Review: Christopher Smith enjoys a two-part operatic feast at Norwich Theatre Royal.

English Touring Opera likes to try something different. This time it brought to the Theatre Royal, Norwich, Julius Caesar in Egypt. In 1724 the first performance of this work by Handel lasted a good four hours. The production presented it on Monday and Tuesday in two audience-friendly parts, the first ending on a cliff-edge.

The major characters come from history to enact a pair of linked plots that owe quite a lot to the imagination of librettist Nicola Haym. Ardent love, bitter hatred, triumph and despair complicate power-politics in relationships that swirl with passion. These are heroic figures, and the tumult of their emotions matches their status.

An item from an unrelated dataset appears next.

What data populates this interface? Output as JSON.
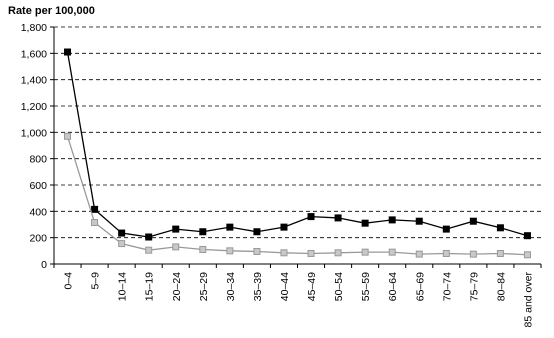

It seems natural that they should sing out their hearts or their evil desires. In voice and appearance the counter-tenor Christopher Ainslie combines the confident authority of a conquering general with a lover's human hesitations. Tolomeo (Benjamin Williamson) also has ambitions, but his scheming is ineffectual.

There are telling contrasts too between the two leading ladies. Catherine Carby enters fully into the grief of the hapless widow Cornelia while Soraya Mafi's looks and demeanour, charm and vivacity offset most reservations about Cleopatra's character until the end..

Kitty Whately sings sweetly as young Sesto, and Benjamin Bevan's rich and manly bass is welcome in the role of the predatory Achilla.

Uncluttered and flexible, the stage designed by Cordelia Chisholm allows for plenty of movement, even if more passing reminders of the Egyptian location would not have come amiss. Her choice of eighteenth-century costumes is wise, though Tolomeo's wig causes some merriment.

So does Cleopatra's appearance looking like a devotional statue in a pilgrimage church. It is one of the few stumbles in James Conway's serious-minded production. It deftly takes the action swiftly from one critical incident to another while respecting the convention that the action should pause for florid arias in Italian when events might seem to demand rapid responses.

Conducted by Jonathan Kenny, the Old Street Band sets the drama against a most attractive period soundscape in period style. Keswick Hall Choir supplies the brief off-stage choruses.